On 04/09/2012 07:00 AM, Jeffrey Walton wrote:
http://h-online.com/-1498071
none of the five finalists
are affected by known attacks on MD5, SHA-1 and SHA-2 and the
Merkle-Damgård construction on which all three are based.
Well, gee, isn't that enough?
True, one thing we've learned from the SHA-3 competition is that SHA-2
is surprisingly good. It has held up to the collision attacks that have
plagued previous SHAs better than most had hoped. It turns out to be
quite efficient on modern 64-bit CPUs for long messages when compared to
the SHA-3 designs of similar strength. In comparisons of hardware
efficiency (i.e., throughput per gate) SHA-2 appears as good (or better)
than the SHA-2 finalists.
But as SHA-2 is still a pure Merkle–Damgård construction it deviates
from an ideal pseudorandom function or random oracle in a couple of ways.
Firstly, and most significantly, it is subject to length extension
attacks. This means that given a hash value of some secret message, we
can compute the hash value of that message with our own chosen plaintext
appended without needing to know the original message. This is
surprising to many protocol designers!
HMAC with a secret key is supposed to be a mitigation for this, but it
is not magic pixie dust. The SSL 3.0 and TLS 1.0 - 1.2 protocols get it
wrong:
http://tools.ietf.org/html/rfc5246
7.4.9. Finished
verify_data
PRF(master_secret, finished_label, Hash(handshake_messages))

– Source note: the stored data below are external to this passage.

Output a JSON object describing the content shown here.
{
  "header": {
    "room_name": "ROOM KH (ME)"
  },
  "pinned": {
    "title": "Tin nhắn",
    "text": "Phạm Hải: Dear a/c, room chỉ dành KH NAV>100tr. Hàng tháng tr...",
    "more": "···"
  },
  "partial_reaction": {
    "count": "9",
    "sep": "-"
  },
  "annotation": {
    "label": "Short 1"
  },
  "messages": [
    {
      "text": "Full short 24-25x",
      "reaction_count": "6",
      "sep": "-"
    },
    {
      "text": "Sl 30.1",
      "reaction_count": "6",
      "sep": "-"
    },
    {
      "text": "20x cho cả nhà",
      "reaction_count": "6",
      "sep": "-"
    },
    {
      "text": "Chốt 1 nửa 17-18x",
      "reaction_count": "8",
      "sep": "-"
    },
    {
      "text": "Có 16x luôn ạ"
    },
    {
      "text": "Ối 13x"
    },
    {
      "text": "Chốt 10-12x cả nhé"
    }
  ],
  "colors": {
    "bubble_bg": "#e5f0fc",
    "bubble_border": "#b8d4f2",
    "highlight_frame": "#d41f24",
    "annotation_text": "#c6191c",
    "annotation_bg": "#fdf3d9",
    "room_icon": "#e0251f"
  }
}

[0..verify_data_length-1];
The PRF is based on HMAC, but by performing an MD5/SHA-1 on the messages
before supplying the result to the HMAC message input it re-introduces
the extension attack. I don't think this translates into a vulnerability
in TLS but it's a bit too close for comfort.
Additionally, there are:
Joux muticollisions
"Multicollisions in Iterated Hash Functions. Application to Cascaded
Constructions"
http://math.boisestate.edu/~liljanab/MATH509Spring2012/JouxAttackSHA-1.pdf
Herding or "Nostradamus" attacks
http://eprint.iacr.org/2005/281
Second preimage attacks
"Second Preimages on n-bit Hash Functions for Much Less than 2^n Work"
http://www.schneier.com/paper-preimages.html
These are all closely related and have a basis that the attacker is able
to find that first collision, something that we hope will never happen
with SHA-2. But the manner in which other important security properties
deteriorate rapidly after that first collision is found represents a
deviation from ideal behavior.
My understanding is that the SHA-3 finalists address these issues.